Sul palco si alterneranno Naomi Berrill (Irlanda), Luisa Briguglio (Sicilia), Nicole Coceancig (Friuli), il progetto Evoéh (Spagna, Marocco, Honduras), il Limen Collective (Sardegna/Piemonte), Neval (Catalogna/Turchia), Lia Sampai (Catalogna), Eva Verde & Danilo Tarso (Catalogna/Puglia) e Barbora Xu (Repubblica Ceca/Finlandia). Una line-up che rispecchia perfettamente lo spirito del Premio: valorizzare le culture musicali del mondo e i linguaggi artistici che sanno intrecciare tradizione e innovazione.
I finalisti si esibiranno dal vivo davanti a una giuria di esperti composta da cantanti, autori, musicisti, direttori artistici, manager, discografici, giornalisti e critici musicali, provenienti sia dall’Italia che dall’estero. Un confronto ad alto livello, in cui la qualità artistica si unisce alla capacità di raccontare identità e storie attraverso la musica.
Il Premio, organizzato dalla Fondazione Andrea Parodi con la direzione artistica di Elena Ledda, non è soltanto un concorso, ma anche un momento di memoria e celebrazione: ogni anno, infatti, le canzoni dello stesso Parodi vengono riproposte sia dai finalisti sia dagli ospiti, che saranno annunciati nei prossimi giorni. L’evento diventa così un’occasione per riascoltare il repertorio del musicista dei Tazenda, protagonista assoluto della scena world italiana e internazionale.

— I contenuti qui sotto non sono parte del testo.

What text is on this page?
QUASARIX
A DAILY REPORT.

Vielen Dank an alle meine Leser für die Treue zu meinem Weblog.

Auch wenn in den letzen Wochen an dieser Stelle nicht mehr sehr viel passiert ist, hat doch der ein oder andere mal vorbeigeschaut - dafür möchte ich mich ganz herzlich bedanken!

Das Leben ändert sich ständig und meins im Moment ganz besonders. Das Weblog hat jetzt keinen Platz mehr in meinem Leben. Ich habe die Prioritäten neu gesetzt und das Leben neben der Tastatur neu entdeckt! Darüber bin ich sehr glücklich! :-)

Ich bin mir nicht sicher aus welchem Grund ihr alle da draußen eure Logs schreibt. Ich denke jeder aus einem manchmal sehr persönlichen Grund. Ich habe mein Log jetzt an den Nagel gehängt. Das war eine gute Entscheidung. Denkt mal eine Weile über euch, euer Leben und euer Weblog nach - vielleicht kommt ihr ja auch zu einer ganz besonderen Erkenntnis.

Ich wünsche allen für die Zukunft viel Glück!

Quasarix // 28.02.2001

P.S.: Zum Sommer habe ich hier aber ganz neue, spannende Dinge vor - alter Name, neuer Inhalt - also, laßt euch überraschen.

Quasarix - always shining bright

Oltre al prestigio del riconoscimento, il concorso offre opportunità concrete per i vincitori. Il premio assoluto prevede una borsa di studio di 2.500 euro e la possibilità di esibirsi nel 2026 in alcuni importanti festival partner, come l’European Jazz Expo in Sardegna, Folkest in Friuli, il Festival del Torto in Sicilia, oltre naturalmente a una nuova partecipazione al Premio Andrea Parodi. Al vincitore della critica sarà invece riservata la realizzazione di un videoclip professionale prodotto dalla Fondazione, mentre altri finalisti potranno essere invitati a festival come Mare e Miniere e il Premio Bianca d’Aponte.
Con la sua formula unica, il Premio Parodi continua a essere un punto di riferimento nel panorama musicale, non solo per ricordare una voce fondamentale della Sardegna, ma anche per creare ponti tra culture diverse attraverso la forza universale della musica.